Petróleo hoje fecha próximo de US$ 100 com negociações entre EUA e Irã; Petrobras avança

Escalada geopolítica recoloca prêmio de risco no barril, enquanto Opep mantém projeções para o Brasil e nova descoberta no pré-sal reforça perspectiva de oferta

Por Igor Markevich

13/04/2026 | 9:54 Atualização: 13/04/2026 | 16:40

Petróleo dispara e volta aos US$ 100 com ameaça de bloqueio ao Irã; ADRs da Petrobras sobem em NY e mercado reprecifica risco global de oferta. (Imagem: Adobe Stock)
Petróleo dispara e volta aos US$ 100 com ameaça de bloqueio ao Irã; ADRs da Petrobras sobem em NY e mercado reprecifica risco global de oferta. (Imagem: Adobe Stock)
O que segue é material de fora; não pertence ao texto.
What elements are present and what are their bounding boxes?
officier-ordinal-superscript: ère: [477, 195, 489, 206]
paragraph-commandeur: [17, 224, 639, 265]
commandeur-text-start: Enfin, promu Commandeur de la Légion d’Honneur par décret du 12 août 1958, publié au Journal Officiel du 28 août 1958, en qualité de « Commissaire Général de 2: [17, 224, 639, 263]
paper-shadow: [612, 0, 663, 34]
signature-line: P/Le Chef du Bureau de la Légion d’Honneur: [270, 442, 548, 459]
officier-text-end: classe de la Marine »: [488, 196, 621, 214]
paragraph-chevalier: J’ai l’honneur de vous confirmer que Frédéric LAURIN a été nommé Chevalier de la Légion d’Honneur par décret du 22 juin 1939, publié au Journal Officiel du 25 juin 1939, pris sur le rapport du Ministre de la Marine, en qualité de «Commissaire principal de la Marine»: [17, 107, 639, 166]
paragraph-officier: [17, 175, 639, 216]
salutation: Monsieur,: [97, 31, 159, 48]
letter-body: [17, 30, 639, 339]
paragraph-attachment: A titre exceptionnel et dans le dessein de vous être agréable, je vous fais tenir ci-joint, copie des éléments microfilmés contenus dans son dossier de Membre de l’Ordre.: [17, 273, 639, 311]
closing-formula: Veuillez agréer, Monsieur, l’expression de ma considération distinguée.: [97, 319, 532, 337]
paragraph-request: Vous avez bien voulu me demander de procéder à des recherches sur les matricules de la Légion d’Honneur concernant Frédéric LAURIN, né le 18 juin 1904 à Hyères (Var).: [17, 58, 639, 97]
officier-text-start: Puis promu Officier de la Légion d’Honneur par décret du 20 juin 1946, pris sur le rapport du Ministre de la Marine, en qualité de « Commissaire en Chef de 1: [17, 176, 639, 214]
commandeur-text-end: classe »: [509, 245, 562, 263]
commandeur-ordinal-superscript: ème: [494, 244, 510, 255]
O petróleo hoje fechou em alta após voltar a disparar próximo dos US$ 100, em um mercado que abandonou a trégua diplomática e passou a precificar um cenário mais duro no Oriente Médio. Nesta segunda-feira (13), o WTI para maio encerrou o pregão com valorização de 2,6%, a US$ 99,08, enquanto o Brent para junho avançou 4,36%, a US$ 99,36.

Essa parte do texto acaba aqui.